Question

How do find a unit vector?

Answer 1

Divide the vector by its magnitude

Answer 2

At time 0.2 sec after is has been hit by a tennis racket, a tennis ball is located at (5,7,2)m relative to an origin in one corner of a tennis court. At a time 0.7 sec after being hit, the ball is located at (9,2,8)m.

Answer 3

What vector would you use?

Answer 4

let a vector be =xi+yj+zk
then \[\left| A \right|\] would be its magnitude and would be equal to \[\sqrt{x^{2}+y^{2}+z^{2}}\]
hence unit vector would be /\[\left| A \right|\]=xi+yj+zk/[\sqrt{x^{2}+y^{2}+z^{2}}\]

Answer 5

That made no sense to me... :/

Answer 6

What is i, j, k?

Answer 7

I know the average velocity and the average speed..would i just divide those by each other?

Answer 8

i, j, and k are the unit vectors in the x, y, and z directions.

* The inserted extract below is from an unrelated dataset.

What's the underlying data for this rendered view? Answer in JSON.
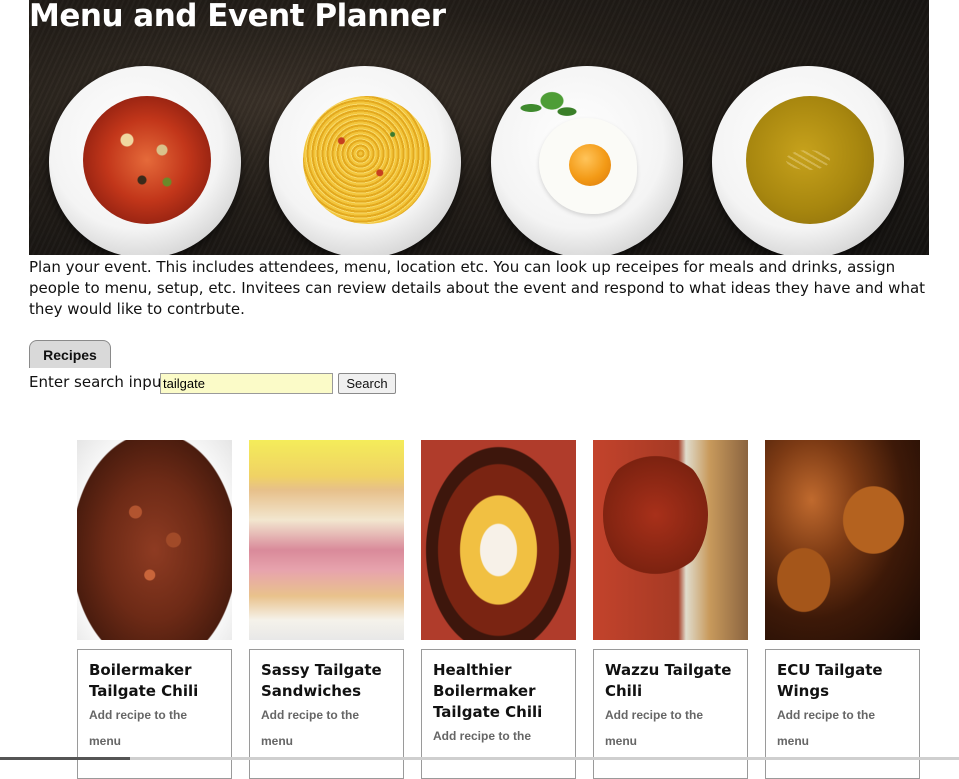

The following two notations are equivalent:
\[ <a,b,c> = a\vec{i} + b\vec{j} + c\vec{k} \]

Answer 9

If you have some vector <a,b,c>, then you can make it a unit vector by dividing by its magnitude:

\[ \left< \frac{a}{\sqrt{a^2+b^2+c^2}}, \frac{b}{\sqrt{a^2+b^2+c^2}}, \frac{c}{\sqrt{a^2+b^2+c^2}} \right> \]

Answer 10

You start out at <5,7,2> and end up at <9,2,8>. If you subtract the first from the second, you find that the vector pointing from the first to the second is <9-5,2-7,8-2> = <4,-5,6>. So, in the above example, a would be 4, b would be -5, and c would be 6. I believe your question wants you to find the unit vector pointing along this direction, so divide by the magnitude as shown above.